Yep… that’s my new word. I have this new mantra for the weeks ahead, “It’s an adventure! (Not a suicide mission.)”
SBJ is unable to trek with us to the west coast, and anxiety about just how far we will be able to travel is building on me. Well…. it WAS building on me. I was thinking about all of the things that were getting to me. I had two main concerns…. the first being that we just would not make it there by xmas day, and the other…. that my brother and SIL had just no idea how insane it could be living with us for a week…. or little over a week. But came to the very simple realization…. the kids just don’t care if we are there on “the” day of xmas. After all, they are celebrating with G’pa on a different day, and daddy on a different day. Who wouldn’t want to have and celebrate 3 or more days of xmas?! So, really all that matters is that we handle this an ADVENTURE and enjoy the entire thing.
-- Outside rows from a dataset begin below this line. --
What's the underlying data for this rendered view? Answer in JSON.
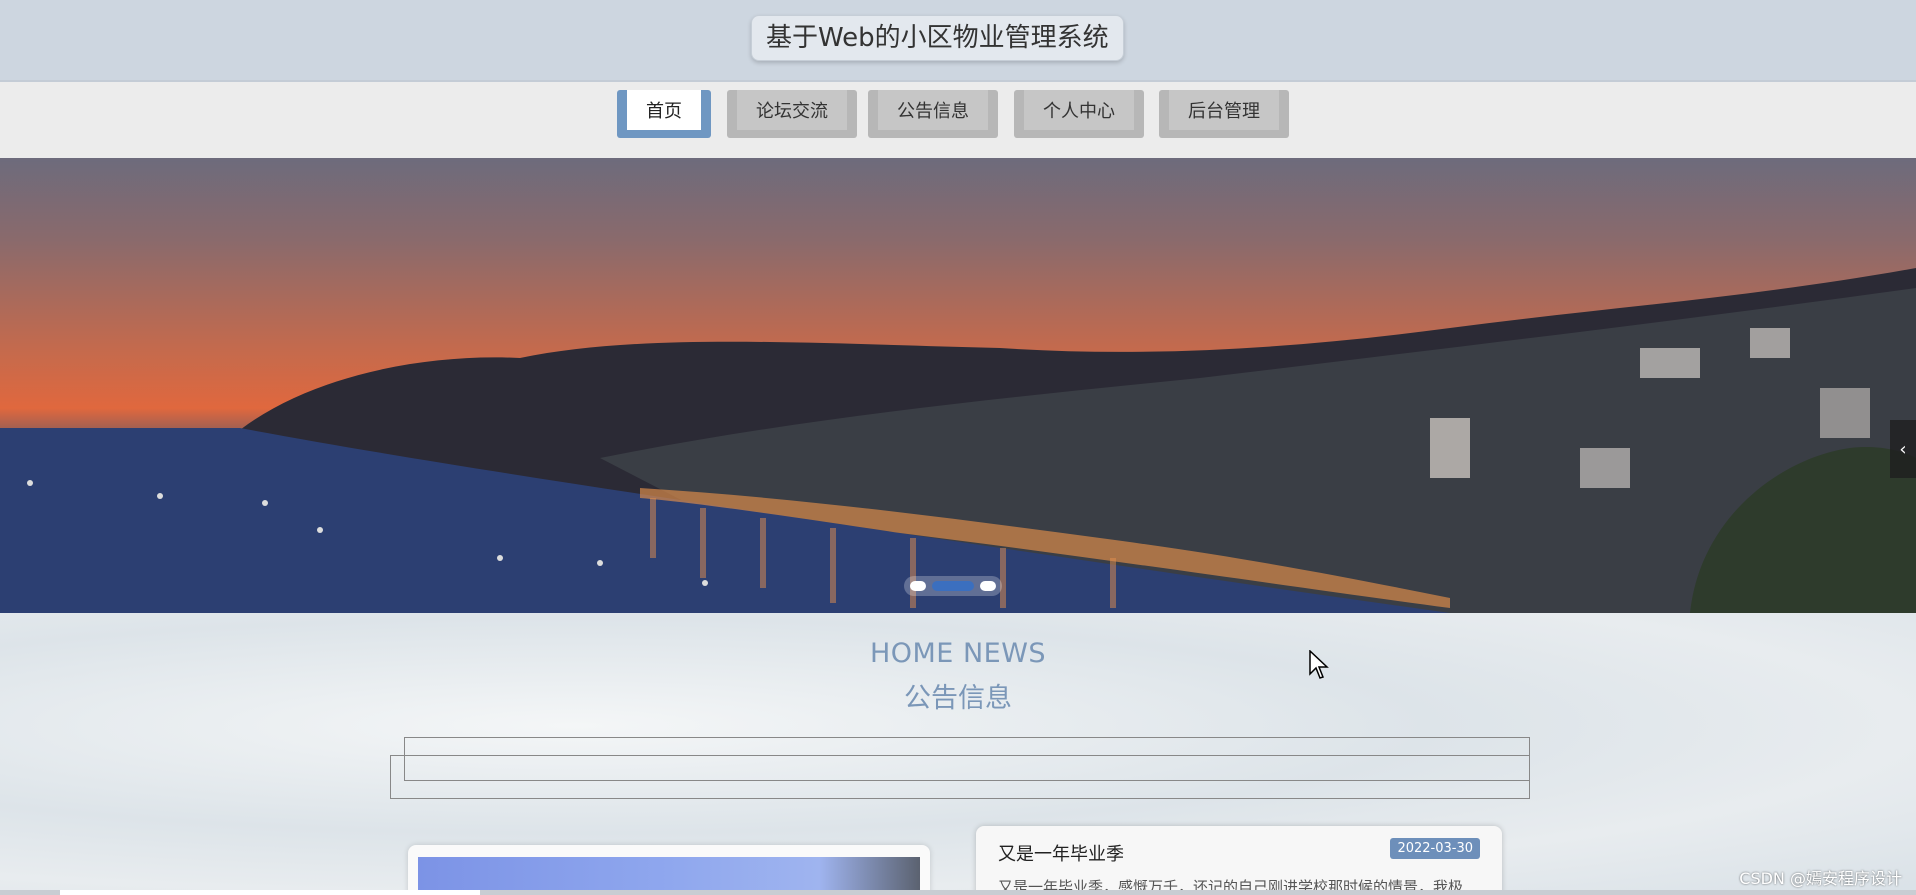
{
  "header": {
    "title": "基于Web的小区物业管理系统"
  },
  "nav": {
    "items": [
      {
        "label": "首页",
        "active": true
      },
      {
        "label": "论坛交流",
        "active": false
      },
      {
        "label": "公告信息",
        "active": false
      },
      {
        "label": "个人中心",
        "active": false
      },
      {
        "label": "后台管理",
        "active": false
      }
    ]
  },
  "carousel": {
    "arrow_icon": "chevron-left-icon",
    "dot_count": 3,
    "active_dot": 1
  },
  "news": {
    "heading_en": "HOME NEWS",
    "heading_cn": "公告信息",
    "items": [
      {
        "title": "又是一年毕业季",
        "date": "2022-03-30",
        "excerpt": "又是一年毕业季，感慨万千，还记的自己刚进学校那时候的情景，我极"
      }
    ]
  },
  "watermark": "CSDN @嫣安程序设计",
  "colors": {
    "header_bg": "#cdd6e0",
    "nav_active": "#6f97c2",
    "heading": "#7b97b8",
    "date_badge": "#6d8fba"
  }
}
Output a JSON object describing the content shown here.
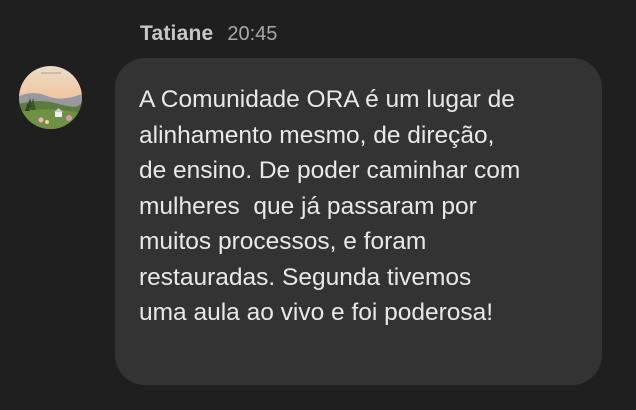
{
  "message": {
    "sender": "Tatiane",
    "time": "20:45",
    "lines": [
      "A Comunidade ORA é um lugar de",
      "alinhamento mesmo, de direção,",
      "de ensino. De poder caminhar com",
      "mulheres  que já passaram por",
      "muitos processos, e foram",
      "restauradas. Segunda tivemos",
      "uma aula ao vivo e foi poderosa!"
    ]
  },
  "avatar": {
    "icon": "landscape-painting-avatar"
  },
  "colors": {
    "background": "#1f1f1f",
    "bubble": "#333333",
    "sender_text": "#c7c7c7",
    "time_text": "#a8a8a8",
    "message_text": "#e8e8e8"
  }
}
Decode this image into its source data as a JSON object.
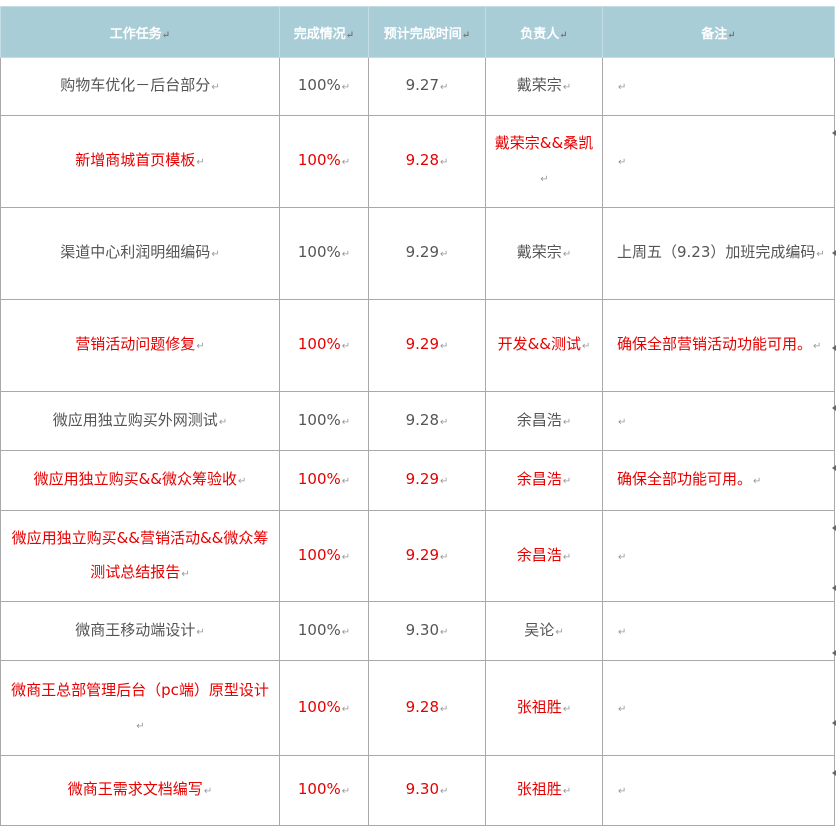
{
  "header": {
    "task": "工作任务",
    "status": "完成情况",
    "due": "预计完成时间",
    "owner": "负责人",
    "note": "备注",
    "para_mark": "↵"
  },
  "rows": [
    {
      "task": "购物车优化－后台部分",
      "status": "100%",
      "due": "9.27",
      "owner": "戴荣宗",
      "note": "",
      "highlight": false
    },
    {
      "task": "新增商城首页模板",
      "status": "100%",
      "due": "9.28",
      "owner": "戴荣宗&&桑凯",
      "note": "",
      "highlight": true
    },
    {
      "task": "渠道中心利润明细编码",
      "status": "100%",
      "due": "9.29",
      "owner": "戴荣宗",
      "note": "上周五（9.23）加班完成编码",
      "highlight": false
    },
    {
      "task": "营销活动问题修复",
      "status": "100%",
      "due": "9.29",
      "owner": "开发&&测试",
      "note": "确保全部营销活动功能可用。",
      "highlight": true
    },
    {
      "task": "微应用独立购买外网测试",
      "status": "100%",
      "due": "9.28",
      "owner": "余昌浩",
      "note": "",
      "highlight": false
    },
    {
      "task": "微应用独立购买&&微众筹验收",
      "status": "100%",
      "due": "9.29",
      "owner": "余昌浩",
      "note": "确保全部功能可用。",
      "highlight": true
    },
    {
      "task": "微应用独立购买&&营销活动&&微众筹 测试总结报告",
      "status": "100%",
      "due": "9.29",
      "owner": "余昌浩",
      "note": "",
      "highlight": true
    },
    {
      "task": "微商王移动端设计",
      "status": "100%",
      "due": "9.30",
      "owner": "吴论",
      "note": "",
      "highlight": false
    },
    {
      "task": "微商王总部管理后台（pc端）原型设计",
      "status": "100%",
      "due": "9.28",
      "owner": "张祖胜",
      "note": "",
      "highlight": true
    },
    {
      "task": "微商王需求文档编写",
      "status": "100%",
      "due": "9.30",
      "owner": "张祖胜",
      "note": "",
      "highlight": true
    }
  ],
  "colors": {
    "header_bg": "#a9cdd7",
    "header_text": "#ffffff",
    "body_text": "#555555",
    "highlight_text": "#e60000",
    "grid": "#a9a9a9"
  }
}
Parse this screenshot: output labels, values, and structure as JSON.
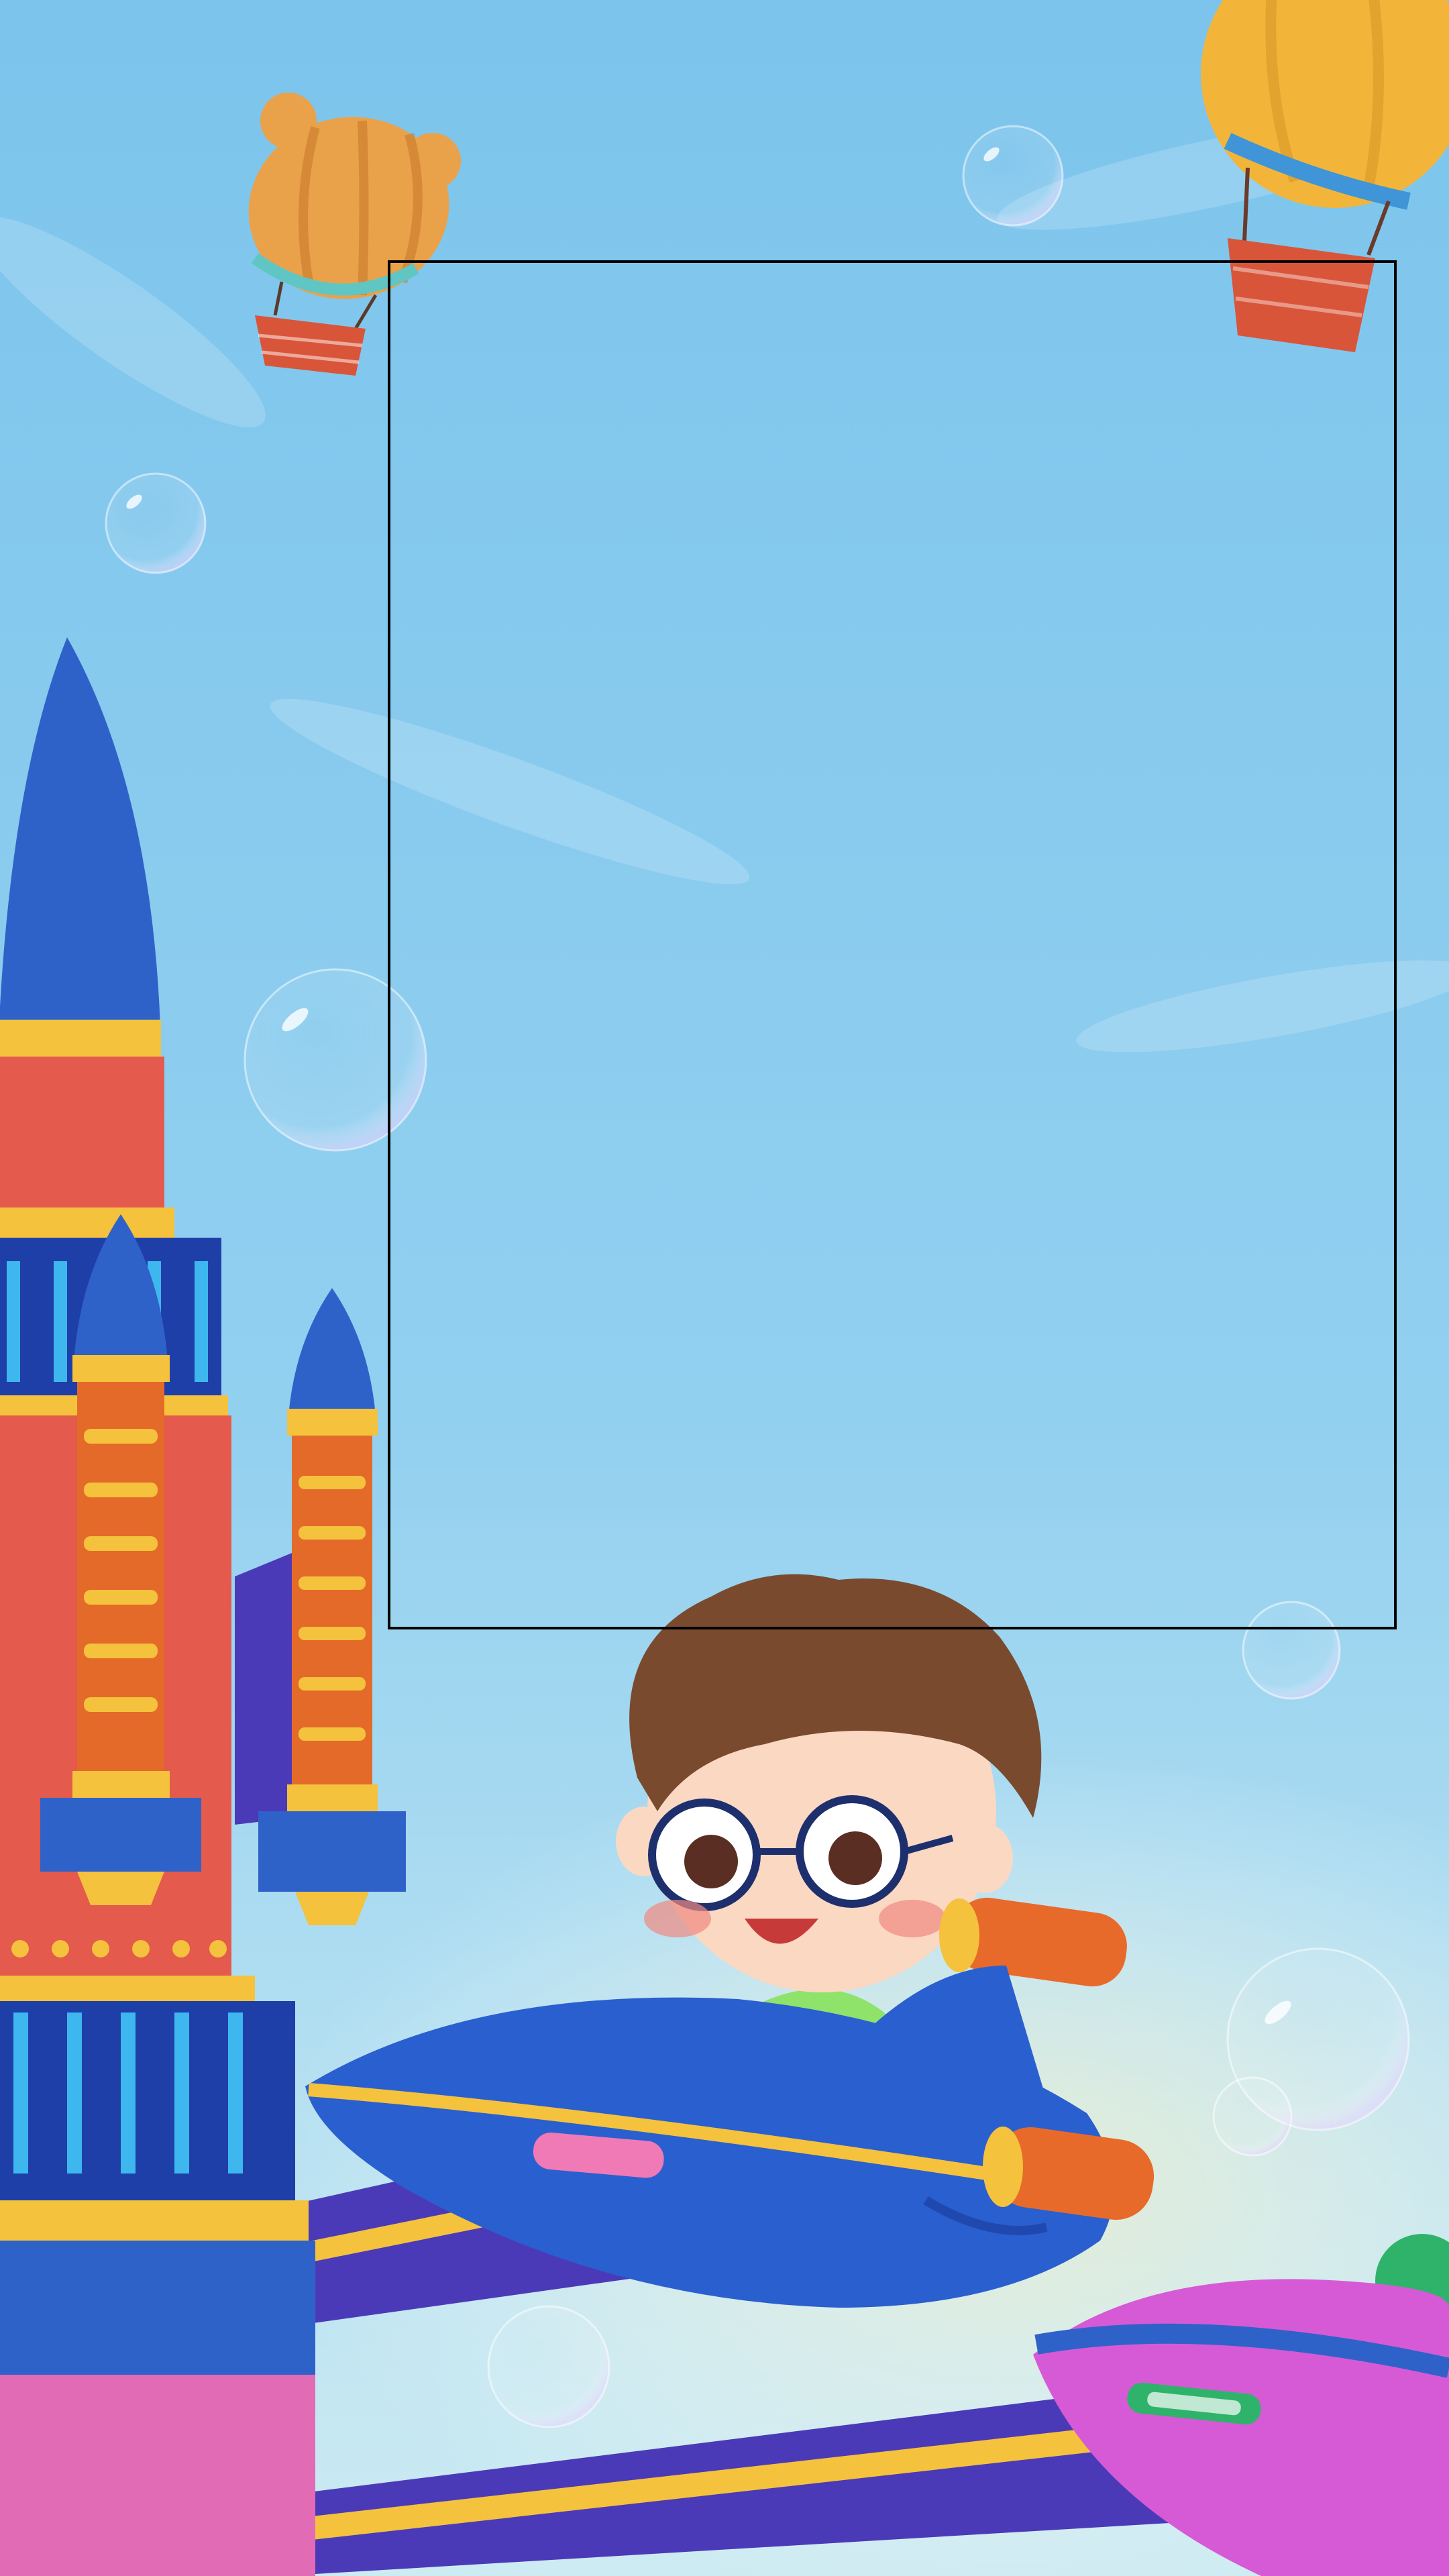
{
  "palette": {
    "sky_top": "#7cc4ec",
    "sky_mid": "#92d0f0",
    "sky_bottom": "#cdebf2",
    "haze": "#f3f0c8",
    "frame_stroke": "#000000",
    "rocket_blue": "#2f62c9",
    "rocket_dark_blue": "#1f3fa8",
    "rocket_red": "#e45a4c",
    "rocket_orange": "#e46a2a",
    "rocket_yellow": "#f4c23c",
    "rocket_pink": "#e26bb6",
    "track_purple": "#4b3ab8",
    "plane_blue": "#2a5fd0",
    "plane_orange": "#e86a2a",
    "ufo_magenta": "#d65ad6",
    "ufo_green": "#2fb36a",
    "balloon_orange": "#e9a24a",
    "balloon_yellow": "#f2b53a",
    "balloon_basket": "#d9553a",
    "hair_brown": "#7a4a2e",
    "skin": "#fbd8c2",
    "shirt_green": "#8fe26a",
    "glasses": "#1e2f6e"
  },
  "icons": [
    "bear-hot-air-balloon-icon",
    "hot-air-balloon-icon",
    "rocket-icon",
    "booster-rocket-icon",
    "airplane-icon",
    "ufo-icon",
    "bubble-icon",
    "boy-pilot-icon"
  ]
}
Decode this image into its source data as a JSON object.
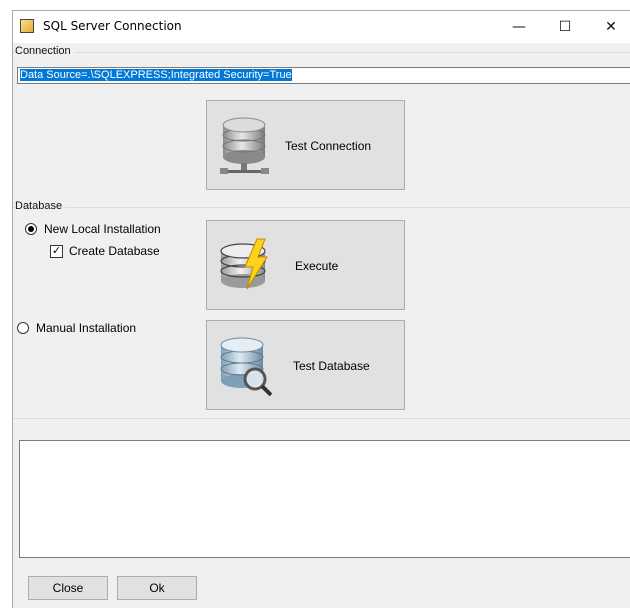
{
  "window": {
    "title": "SQL Server Connection",
    "minimize_glyph": "—",
    "maximize_glyph": "☐",
    "close_glyph": "✕"
  },
  "connection": {
    "group_label": "Connection",
    "connection_string": "Data Source=.\\SQLEXPRESS;Integrated Security=True",
    "test_button_label": "Test Connection"
  },
  "database": {
    "group_label": "Database",
    "new_local_label": "New Local Installation",
    "new_local_selected": true,
    "create_db_label": "Create Database",
    "create_db_checked": true,
    "manual_label": "Manual Installation",
    "manual_selected": false,
    "execute_button_label": "Execute",
    "test_db_button_label": "Test Database"
  },
  "output": {
    "text": ""
  },
  "footer": {
    "close_label": "Close",
    "ok_label": "Ok"
  },
  "icons": {
    "app": "app-icon",
    "connection": "database-network-icon",
    "execute": "database-lightning-icon",
    "test_db": "database-magnifier-icon"
  }
}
And if they do get stressed out and sick of us…. we have our trusty Dodge Caravan to pack us up and take us back-on-home. Solutions so simply that all I need to say is, “This is an adventure!” and I’m really pretty excited about it!
This will be such a huge and very special moment for me and the kids. Out on an adventure across the country, seeing things we have never seen before. I feel a huge wave of change descending upon us as this approaches and as we absorb the experiences that come our way. This has put me in such a blissful state of peace that even my to-do list for leaving seems quite minimal and simple to accomplish. That’s not really ever been the case on several other trips I’ve embarked on. I’m really looking forward to seeing what this adventure may bring each of us!
Hope you and your families have a magical holiday season! Enjoy each and every experience for the gift it is bringing to your life. Even those that don’t appear to be much of a treasure have something very unique to offer you at this place in your life. Enjoy!